Bir hafta olmuştu. Tamı tamına yedi gün. Azra'dan ayrı geçen 168 saat. Binlerce dakika yüz binlerce saniye. Saçma bulurdum gidenin arkasından duyulan acıyı. Ölüm derdim, ölümü bile unutuyor insanoğlu, bir sevdayı mı unutamayacak. Ama unutamıyormuş. Yarı gidince yarısı gidiyormuş gibi oluyormuş. Aldığı her nefes genzini yakıyor haram geliyormuş. Saçma değil mi? Giden bırakıp giderken bu kadar üzülmez belki ama geride kalan. Geride kalan yıkılıyor, paramparça oluyor. Nefes almaya dermanı olmayan adamdan eski hayatına dönmesini bekliyorlar, her şey düzelecek deyip sırtını sıvazlıyorlar. Azra, olmadan her şey düzelse ne olur ki? İnsanın diğer yarısı olmadan gülümsemesi bile eksik kalırken bunlar neden bahsediyor?
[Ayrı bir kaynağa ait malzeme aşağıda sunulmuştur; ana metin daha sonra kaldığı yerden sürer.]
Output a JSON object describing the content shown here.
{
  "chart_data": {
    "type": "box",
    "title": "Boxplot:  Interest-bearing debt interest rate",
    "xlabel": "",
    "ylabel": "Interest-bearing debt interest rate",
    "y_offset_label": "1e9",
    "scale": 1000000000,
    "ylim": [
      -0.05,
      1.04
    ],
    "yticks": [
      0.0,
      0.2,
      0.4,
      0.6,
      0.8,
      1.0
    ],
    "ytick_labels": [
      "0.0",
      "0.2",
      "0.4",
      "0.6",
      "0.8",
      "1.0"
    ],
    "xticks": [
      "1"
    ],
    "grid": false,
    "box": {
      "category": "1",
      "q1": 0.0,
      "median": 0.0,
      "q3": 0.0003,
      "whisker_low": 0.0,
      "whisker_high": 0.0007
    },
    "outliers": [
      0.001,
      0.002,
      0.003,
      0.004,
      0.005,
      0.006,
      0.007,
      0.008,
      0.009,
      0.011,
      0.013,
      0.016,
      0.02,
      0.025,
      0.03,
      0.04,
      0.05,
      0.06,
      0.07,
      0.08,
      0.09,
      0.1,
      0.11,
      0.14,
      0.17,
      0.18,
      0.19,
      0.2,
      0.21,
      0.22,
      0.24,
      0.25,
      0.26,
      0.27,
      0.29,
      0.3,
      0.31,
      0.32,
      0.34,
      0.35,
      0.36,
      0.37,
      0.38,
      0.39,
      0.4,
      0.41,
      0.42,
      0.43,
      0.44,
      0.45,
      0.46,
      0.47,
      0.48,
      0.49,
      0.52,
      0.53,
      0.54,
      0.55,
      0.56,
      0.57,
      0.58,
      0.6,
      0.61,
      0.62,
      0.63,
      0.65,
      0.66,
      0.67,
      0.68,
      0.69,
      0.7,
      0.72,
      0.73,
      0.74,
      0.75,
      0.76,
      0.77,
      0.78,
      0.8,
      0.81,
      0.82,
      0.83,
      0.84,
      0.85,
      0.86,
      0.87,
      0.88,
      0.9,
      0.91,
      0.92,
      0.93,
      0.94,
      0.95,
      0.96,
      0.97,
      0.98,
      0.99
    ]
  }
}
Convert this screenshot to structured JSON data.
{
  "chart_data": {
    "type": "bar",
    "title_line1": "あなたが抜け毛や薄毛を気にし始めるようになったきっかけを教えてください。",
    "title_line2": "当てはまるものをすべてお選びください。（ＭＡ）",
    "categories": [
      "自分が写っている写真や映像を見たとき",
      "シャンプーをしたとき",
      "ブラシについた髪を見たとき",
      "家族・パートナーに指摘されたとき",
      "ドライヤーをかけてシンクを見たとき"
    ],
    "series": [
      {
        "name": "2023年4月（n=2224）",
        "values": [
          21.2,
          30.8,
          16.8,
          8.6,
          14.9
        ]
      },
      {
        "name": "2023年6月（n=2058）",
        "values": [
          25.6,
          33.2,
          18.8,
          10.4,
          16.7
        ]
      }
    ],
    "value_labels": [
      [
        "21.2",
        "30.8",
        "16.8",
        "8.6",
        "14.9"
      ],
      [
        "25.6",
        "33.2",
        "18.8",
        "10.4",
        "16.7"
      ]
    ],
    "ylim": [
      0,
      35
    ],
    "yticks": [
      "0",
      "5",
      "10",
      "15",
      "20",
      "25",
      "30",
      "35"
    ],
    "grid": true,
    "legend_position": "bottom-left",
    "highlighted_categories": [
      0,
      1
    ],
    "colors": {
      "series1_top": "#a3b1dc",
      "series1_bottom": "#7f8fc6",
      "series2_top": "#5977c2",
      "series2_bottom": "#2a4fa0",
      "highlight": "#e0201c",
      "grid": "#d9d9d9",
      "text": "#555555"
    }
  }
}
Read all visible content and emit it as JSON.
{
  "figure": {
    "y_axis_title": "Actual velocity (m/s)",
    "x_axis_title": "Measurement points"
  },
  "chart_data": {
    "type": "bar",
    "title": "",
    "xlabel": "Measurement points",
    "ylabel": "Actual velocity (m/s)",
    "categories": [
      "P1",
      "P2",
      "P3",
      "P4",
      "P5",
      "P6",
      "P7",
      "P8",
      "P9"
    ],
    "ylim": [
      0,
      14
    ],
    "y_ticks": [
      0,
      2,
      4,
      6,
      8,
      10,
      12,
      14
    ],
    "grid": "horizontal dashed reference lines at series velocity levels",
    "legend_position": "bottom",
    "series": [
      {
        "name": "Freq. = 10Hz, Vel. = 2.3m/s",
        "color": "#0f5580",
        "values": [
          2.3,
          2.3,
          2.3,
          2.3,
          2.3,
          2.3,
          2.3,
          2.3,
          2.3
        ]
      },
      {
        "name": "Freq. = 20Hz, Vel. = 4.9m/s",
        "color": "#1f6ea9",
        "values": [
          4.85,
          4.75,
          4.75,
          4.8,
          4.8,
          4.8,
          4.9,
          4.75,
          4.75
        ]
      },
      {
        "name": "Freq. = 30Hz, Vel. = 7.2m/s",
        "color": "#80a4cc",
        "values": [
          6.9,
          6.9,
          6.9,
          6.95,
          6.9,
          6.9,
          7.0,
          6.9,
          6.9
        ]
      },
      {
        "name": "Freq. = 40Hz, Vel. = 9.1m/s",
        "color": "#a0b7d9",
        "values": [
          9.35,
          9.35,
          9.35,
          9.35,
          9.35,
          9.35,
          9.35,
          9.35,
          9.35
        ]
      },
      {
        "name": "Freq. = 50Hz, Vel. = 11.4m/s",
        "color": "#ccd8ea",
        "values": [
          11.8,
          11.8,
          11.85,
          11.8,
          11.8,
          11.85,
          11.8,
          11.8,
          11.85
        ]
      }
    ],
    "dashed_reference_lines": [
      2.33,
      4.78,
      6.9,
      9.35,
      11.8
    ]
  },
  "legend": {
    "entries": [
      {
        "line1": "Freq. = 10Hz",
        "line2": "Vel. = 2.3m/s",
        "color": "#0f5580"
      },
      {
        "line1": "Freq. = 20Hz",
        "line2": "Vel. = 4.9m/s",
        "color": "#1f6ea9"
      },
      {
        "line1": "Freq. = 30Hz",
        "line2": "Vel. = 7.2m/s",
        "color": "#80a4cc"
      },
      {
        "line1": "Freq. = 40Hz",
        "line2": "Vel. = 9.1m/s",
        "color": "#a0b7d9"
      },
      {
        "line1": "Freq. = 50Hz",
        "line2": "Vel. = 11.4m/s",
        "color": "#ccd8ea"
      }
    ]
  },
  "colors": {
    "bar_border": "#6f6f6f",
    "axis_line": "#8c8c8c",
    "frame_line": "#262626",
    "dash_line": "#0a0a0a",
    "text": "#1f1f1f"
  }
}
Yatağımızın başucunu süsleyen fotoğrafa elime aldım yine. Son yedi günde olduğu gibi. Önce parmaklarımı Azra'nın yüzünde gezdirdim. Hüzünden eser olmayan yüzünde. Sonra birbirine kenetlenen ellerine gitti parmakların. Beni bırakıp gitmesinden korktuğum ellerine, sıcaklığına hasret kaldığım ellerine, cennet kokan ellerine. Öptüm cennet kokan ellerini, fotoğrafı bastırdım kalbimin üzerine. Azra ile daldım yine bir hayale. Kapadım gözlerimi. Hayal etmeye çalıştım gülüşünü, sevişini.

Ama her hayalin bir sonu var. Bu hayalimin sonunu ise odaya dolan müzik sesi getiriyor. Cebimdeki telefonu çıkarıp hızlıca açtım. Telefonla konuşmayı sevmeyen ben belki Azra'dan bir haber gelir diye telefonu yanımdan dahi ayırmıyordum.

"Ömer, acil şirkete gelmen lazım"

Emir, her akşam burada kalıyor sabah da bana zorla bir şeyler yedirip evden öyle ayrılıyordu. Her ne kadar yapmayacağı bilse de korkuyordu kendime bir şey yapmamdan.

"Gelmiyorum Emir, isterse şirket batsın gelmiyorum. Azra, gelir de beni evde bulamazsa üzülür."

Asıl nedenim bu değildi, asıl neden Azra'nın olmadığı bir şirketin umurumda olmamasıydı. Bu evde Azra'nın hatıralarıyla yaşamak istememdi.

"Ömer, Azra'dan haber var"

Bu cümle zamanın durması için yetmiş de artmıştı bile. Ömer, arabasının anahtarını alıp hızla evden ayrıldı. Bu Azra'ya kavuşmak için son şansıydı belki de. Azra'yı hiç anlamamıştı. Neden gitti, nasıl gitti, nereye gitti? Bu bir haftadır yaşadıkları çok garip şeylerdi.

Azra gitmişti, nerede olduğunu kimse bilmiyordu. Eren'le birlikte Azra'nın annesiyle konuşmaya gitmişlerdi, kadın tek kelime etmemiş sadece ağlamıştı. Ömer, çıldıracak gibi hissediyordu. Yaşadıklarını anlatacak tek bir kelime bile yoktu.

Eksik kalmıştı, yarım hissediyordu. Ama bunları söze döktüğünde sanki bu kelimeler yeterli değildi. Ömer, kendini yok hissediyordu. Sanki hiç var olmamış gibi sanki Azra, sebebiymiş gibi.

Bu zamanda Rabbine daha çok sığındı. O, her zaman Ömer'in yanındaydı, Ömer bunu biliyordu ama Ömer de onun yanında olmalıydı. Gece gündüz demeden Rabbinin yanına koştu. Utandı kendinden. Günde beş vakit hatırladığı için utandı. Sanki annesini çok seven ama karnı acıktığında annesine giden bir çocuk gibi hissetti kendini. Oysa bilmiyor muydu ki annesiz yaşayamayacağı?